Monday, 20 February 2017
Last updated 2 days ago
Apr 1 2014 | 12:18pm ET
A judge sounded sympathetic to Third Point’s plight in its battle with Sotheby’s, but warned that the hedge fund remains at a clear disadvantage.
Delaware Vice Chancellor Donald Parsons yesterday fast-tracked the hedge fund’s lawsuit against the auction house, which seeks to invalidate Sotheby’s poison-pill provision. The company adopted the measure in October, barring Third Point or any other activist investor from buying more than 10% of its stock.
That distinction warrants a hearing before Sotheby’s May 6 annual meeting, at which Third Point hopes to oust three directors, Parsons said.
“Here we have an uncommon rights plan that on its face discriminates between activist and passive investors,” the judge said. “It is sufficiently possible that the board is attempting to tilt the playing field for proxy contests in its favor and make for an unfair fight.”

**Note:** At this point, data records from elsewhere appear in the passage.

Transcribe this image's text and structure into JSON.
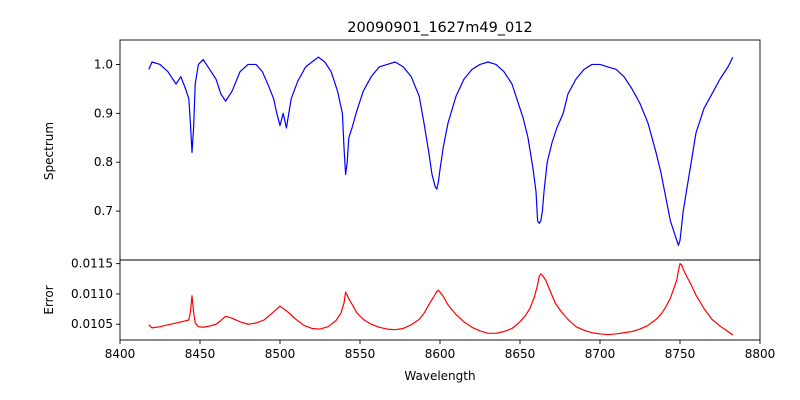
{
  "chart_data": {
    "type": "line",
    "title": "20090901_1627m49_012",
    "xlabel": "Wavelength",
    "xlim": [
      8400,
      8800
    ],
    "xticks": [
      8400,
      8450,
      8500,
      8550,
      8600,
      8650,
      8700,
      8750,
      8800
    ],
    "xtick_labels": [
      "8400",
      "8450",
      "8500",
      "8550",
      "8600",
      "8650",
      "8700",
      "8750",
      "8800"
    ],
    "colors": {
      "spectrum": "#0000ff",
      "error": "#ff0000"
    },
    "panels": [
      {
        "name": "spectrum",
        "ylabel": "Spectrum",
        "ylim": [
          0.6,
          1.05
        ],
        "yticks": [
          0.7,
          0.8,
          0.9,
          1.0
        ],
        "ytick_labels": [
          "0.7",
          "0.8",
          "0.9",
          "1.0"
        ],
        "series": [
          {
            "name": "Spectrum",
            "color": "#0000ff",
            "x": [
              8418,
              8420,
              8425,
              8430,
              8435,
              8438,
              8441,
              8443,
              8444,
              8445,
              8446,
              8447,
              8449,
              8452,
              8456,
              8460,
              8463,
              8466,
              8470,
              8475,
              8480,
              8485,
              8489,
              8493,
              8496,
              8498,
              8500,
              8502,
              8504,
              8507,
              8511,
              8516,
              8520,
              8524,
              8528,
              8532,
              8536,
              8539,
              8540,
              8541,
              8542,
              8543,
              8545,
              8548,
              8552,
              8557,
              8562,
              8567,
              8572,
              8577,
              8582,
              8587,
              8590,
              8593,
              8595,
              8597,
              8598,
              8599,
              8600,
              8602,
              8605,
              8610,
              8615,
              8620,
              8625,
              8630,
              8635,
              8640,
              8645,
              8648,
              8652,
              8655,
              8658,
              8660,
              8661,
              8662,
              8663,
              8664,
              8665,
              8667,
              8670,
              8673,
              8677,
              8680,
              8685,
              8690,
              8695,
              8700,
              8705,
              8710,
              8715,
              8720,
              8725,
              8730,
              8735,
              8738,
              8741,
              8744,
              8746,
              8748,
              8749,
              8750,
              8751,
              8752,
              8754,
              8757,
              8760,
              8765,
              8770,
              8775,
              8780,
              8783
            ],
            "values": [
              0.99,
              1.005,
              1.0,
              0.985,
              0.96,
              0.975,
              0.95,
              0.93,
              0.88,
              0.82,
              0.87,
              0.96,
              1.0,
              1.01,
              0.99,
              0.97,
              0.94,
              0.925,
              0.945,
              0.985,
              1.0,
              1.0,
              0.985,
              0.955,
              0.93,
              0.9,
              0.875,
              0.9,
              0.87,
              0.93,
              0.965,
              0.995,
              1.005,
              1.015,
              1.005,
              0.985,
              0.945,
              0.9,
              0.83,
              0.775,
              0.8,
              0.85,
              0.87,
              0.905,
              0.945,
              0.975,
              0.995,
              1.0,
              1.005,
              0.995,
              0.975,
              0.935,
              0.88,
              0.82,
              0.775,
              0.75,
              0.745,
              0.76,
              0.785,
              0.83,
              0.88,
              0.935,
              0.97,
              0.99,
              1.0,
              1.005,
              1.0,
              0.985,
              0.96,
              0.93,
              0.89,
              0.85,
              0.79,
              0.74,
              0.68,
              0.675,
              0.68,
              0.7,
              0.74,
              0.8,
              0.84,
              0.87,
              0.9,
              0.94,
              0.97,
              0.99,
              1.0,
              1.0,
              0.995,
              0.99,
              0.975,
              0.95,
              0.92,
              0.88,
              0.82,
              0.78,
              0.73,
              0.68,
              0.66,
              0.64,
              0.63,
              0.64,
              0.67,
              0.7,
              0.74,
              0.8,
              0.86,
              0.91,
              0.94,
              0.97,
              0.995,
              1.015
            ]
          }
        ]
      },
      {
        "name": "error",
        "ylabel": "Error",
        "ylim": [
          0.01024,
          0.01156
        ],
        "yticks": [
          0.0105,
          0.011,
          0.0115
        ],
        "ytick_labels": [
          "0.0105",
          "0.0110",
          "0.0115"
        ],
        "series": [
          {
            "name": "Error",
            "color": "#ff0000",
            "x": [
              8418,
              8420,
              8425,
              8430,
              8435,
              8440,
              8443,
              8444,
              8445,
              8446,
              8447,
              8449,
              8452,
              8456,
              8460,
              8463,
              8466,
              8470,
              8475,
              8480,
              8485,
              8490,
              8495,
              8498,
              8500,
              8502,
              8505,
              8510,
              8515,
              8520,
              8525,
              8530,
              8535,
              8538,
              8540,
              8541,
              8542,
              8543,
              8545,
              8548,
              8552,
              8557,
              8562,
              8567,
              8572,
              8577,
              8582,
              8587,
              8590,
              8593,
              8596,
              8598,
              8599,
              8600,
              8602,
              8605,
              8610,
              8615,
              8620,
              8625,
              8630,
              8635,
              8640,
              8645,
              8650,
              8653,
              8656,
              8659,
              8661,
              8662,
              8663,
              8664,
              8666,
              8669,
              8672,
              8676,
              8680,
              8685,
              8690,
              8695,
              8700,
              8705,
              8710,
              8715,
              8720,
              8725,
              8730,
              8735,
              8738,
              8741,
              8744,
              8746,
              8748,
              8749,
              8750,
              8751,
              8752,
              8754,
              8757,
              8760,
              8765,
              8770,
              8775,
              8780,
              8783
            ],
            "values": [
              0.01049,
              0.01044,
              0.01046,
              0.01049,
              0.01052,
              0.01055,
              0.01057,
              0.0107,
              0.01097,
              0.0107,
              0.01052,
              0.01046,
              0.01045,
              0.01047,
              0.0105,
              0.01056,
              0.01063,
              0.0106,
              0.01054,
              0.0105,
              0.01052,
              0.01057,
              0.01068,
              0.01075,
              0.0108,
              0.01076,
              0.0107,
              0.01058,
              0.01048,
              0.01043,
              0.01042,
              0.01046,
              0.01056,
              0.01068,
              0.01085,
              0.01103,
              0.01098,
              0.01092,
              0.01083,
              0.01069,
              0.01058,
              0.0105,
              0.01045,
              0.01042,
              0.01041,
              0.01043,
              0.01049,
              0.01058,
              0.01068,
              0.01082,
              0.01095,
              0.01104,
              0.01106,
              0.01103,
              0.01096,
              0.01082,
              0.01066,
              0.01054,
              0.01045,
              0.01039,
              0.01035,
              0.01035,
              0.01038,
              0.01043,
              0.01054,
              0.01063,
              0.01075,
              0.01095,
              0.01115,
              0.01129,
              0.01133,
              0.01131,
              0.01123,
              0.01104,
              0.01085,
              0.0107,
              0.01058,
              0.01046,
              0.0104,
              0.01036,
              0.01034,
              0.01033,
              0.01034,
              0.01036,
              0.01038,
              0.01042,
              0.01048,
              0.01058,
              0.01066,
              0.01078,
              0.01093,
              0.01108,
              0.01123,
              0.01138,
              0.0115,
              0.01148,
              0.01141,
              0.0113,
              0.01115,
              0.01098,
              0.01076,
              0.01058,
              0.01047,
              0.01038,
              0.01032
            ]
          }
        ]
      }
    ]
  }
}
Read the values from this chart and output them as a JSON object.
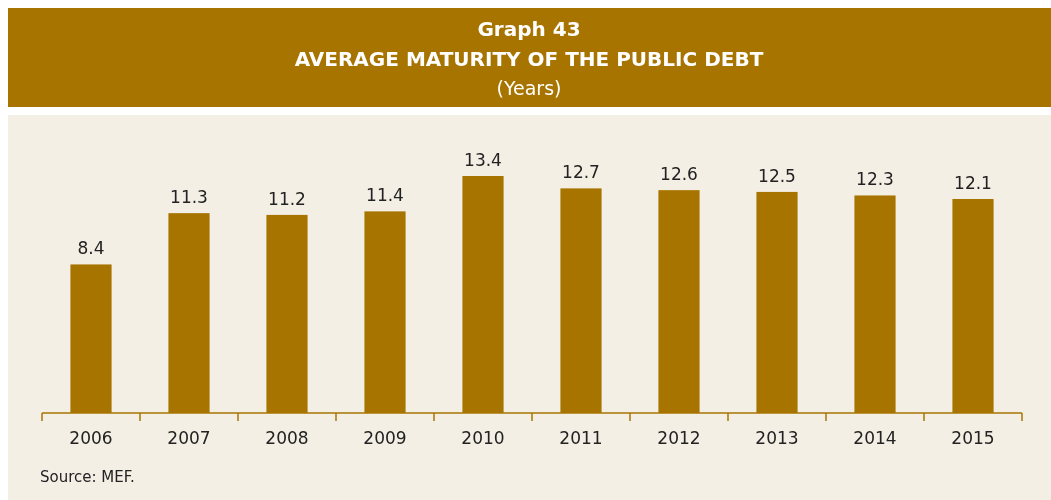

Sotheby’s countered that it is Third Point that is trying to tilt the playing field. “It is clear to us that Third Point, concerned that it will fail to convince shareholders at the ballot box, filed its complaint in an apparent last-minute attempt to buy additional votes,” Sotheby’s said. “Third Point has made no case that change is warranted at Sotheby’s, and its nominees add no relevant skills or experience not already effectively represented on the Sotheby’s board.”
Sympathies aside, Parsons said that proving the poison pill puts Third Point at a disadvantage will be an “uphill battle.”
Third Point has blasted Sotheby’s “chronically weak operating margins” and called on the company to increase its focus on modern and contemporary art. It has also demanded the ouster of CEO William Ruprecht.